From a mathematical point of view, if the function $f(x,y)$ is homogeneous (of any degree), and $g()$ is a function whose first derivative is everywhere non-zero, then the function
$$H(x, y) = g[f(x,y)]$$
is homothetic. In economics, we usually impose something more restrictive, namely that $g' >0$. But this makes a homothetic function a monotonic transformation of a homogeneous function. Now, homogeneous functions are a strict subset of homothetic functions: not all homothetic functions are homogeneous.
Therefore, not all monotonic transformations preserve the homogeneity property of a utility function. The simplest example is Cobb-Douglas utility. It is homogeneous of degree one. In an ordinal utility framework, we are ok with monotonic transformations, so we can consider the natural logarithm of it. Fine, but the natural logarithm will not preserve homogeneity. Nevertheless it will be homothetic.
The fundamental property of a homothetic function is that its expansion path is linear (this is a property also of homogeneous functions, and thankfully it proves to be a property of the more general class of homothetic functions).
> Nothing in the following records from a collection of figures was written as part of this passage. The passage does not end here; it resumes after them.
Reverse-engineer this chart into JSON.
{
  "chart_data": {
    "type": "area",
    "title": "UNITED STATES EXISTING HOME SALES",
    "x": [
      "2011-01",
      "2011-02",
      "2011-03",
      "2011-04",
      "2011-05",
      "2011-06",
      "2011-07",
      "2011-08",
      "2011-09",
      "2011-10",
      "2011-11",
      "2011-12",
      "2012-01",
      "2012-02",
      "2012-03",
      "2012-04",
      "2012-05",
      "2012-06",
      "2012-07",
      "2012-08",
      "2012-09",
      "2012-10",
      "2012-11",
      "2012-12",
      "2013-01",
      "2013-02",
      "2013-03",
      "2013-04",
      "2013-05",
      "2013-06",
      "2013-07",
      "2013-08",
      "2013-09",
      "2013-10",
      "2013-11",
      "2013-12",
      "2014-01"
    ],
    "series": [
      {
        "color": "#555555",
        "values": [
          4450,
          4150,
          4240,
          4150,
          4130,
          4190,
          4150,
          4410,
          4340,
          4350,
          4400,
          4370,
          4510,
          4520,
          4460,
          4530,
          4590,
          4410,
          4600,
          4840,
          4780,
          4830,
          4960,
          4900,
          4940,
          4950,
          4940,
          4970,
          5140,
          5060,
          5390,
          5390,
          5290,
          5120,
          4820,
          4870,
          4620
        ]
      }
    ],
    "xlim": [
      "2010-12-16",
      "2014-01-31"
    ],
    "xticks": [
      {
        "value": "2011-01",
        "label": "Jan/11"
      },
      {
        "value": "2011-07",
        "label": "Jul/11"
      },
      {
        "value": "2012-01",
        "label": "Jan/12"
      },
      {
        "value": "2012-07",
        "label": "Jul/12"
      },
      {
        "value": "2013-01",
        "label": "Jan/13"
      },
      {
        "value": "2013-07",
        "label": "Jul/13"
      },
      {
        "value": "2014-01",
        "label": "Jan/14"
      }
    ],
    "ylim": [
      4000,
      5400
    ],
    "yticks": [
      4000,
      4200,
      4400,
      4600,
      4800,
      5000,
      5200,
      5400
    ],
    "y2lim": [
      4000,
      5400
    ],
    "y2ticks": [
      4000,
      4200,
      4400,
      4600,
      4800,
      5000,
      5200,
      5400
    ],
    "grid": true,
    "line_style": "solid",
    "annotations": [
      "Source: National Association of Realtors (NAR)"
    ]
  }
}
In consumption theory, this means that, keeping the prices or the price ratio constant, if we vary the income of the consumer, in the $(x,y)$ plane the tangency point of the income constraint with the highest feasible indifference curve will always reflect a fixed ratio $x/y$. This in turn implies that expenditures for each good grow all at the same rate as income, and so expenditure shares remain constant for the whole income range (always for a given price ratio). While this may sound restrictive, in fact, it has been shown that homothetic preferences do not impose any special restrictions on aggregate demand (essentially due to the endowment vector being arbitrary and independent of preferences, which messes, or frees, things up).
Well, if the preferences are homothetic, they will have a bunch of cool features. Formally, if they are homothetic, then you can affirm that: $$U(\alpha x, \alpha y) = \alpha U(x,y), \forall \alpha > 0$$
Something cool about this kind of functions is that they are, as you can see from the definition above, homogeneous functions of degree 1. So, you have the "right" of one normalization of the arguments. That's why when solving for the indirect utility function, you can always set one of the prices as the numeraire and set its price as 1.
Another interesting feature is that the goods demanded by consumers in a competitive model will depend only on the price ratio, not income.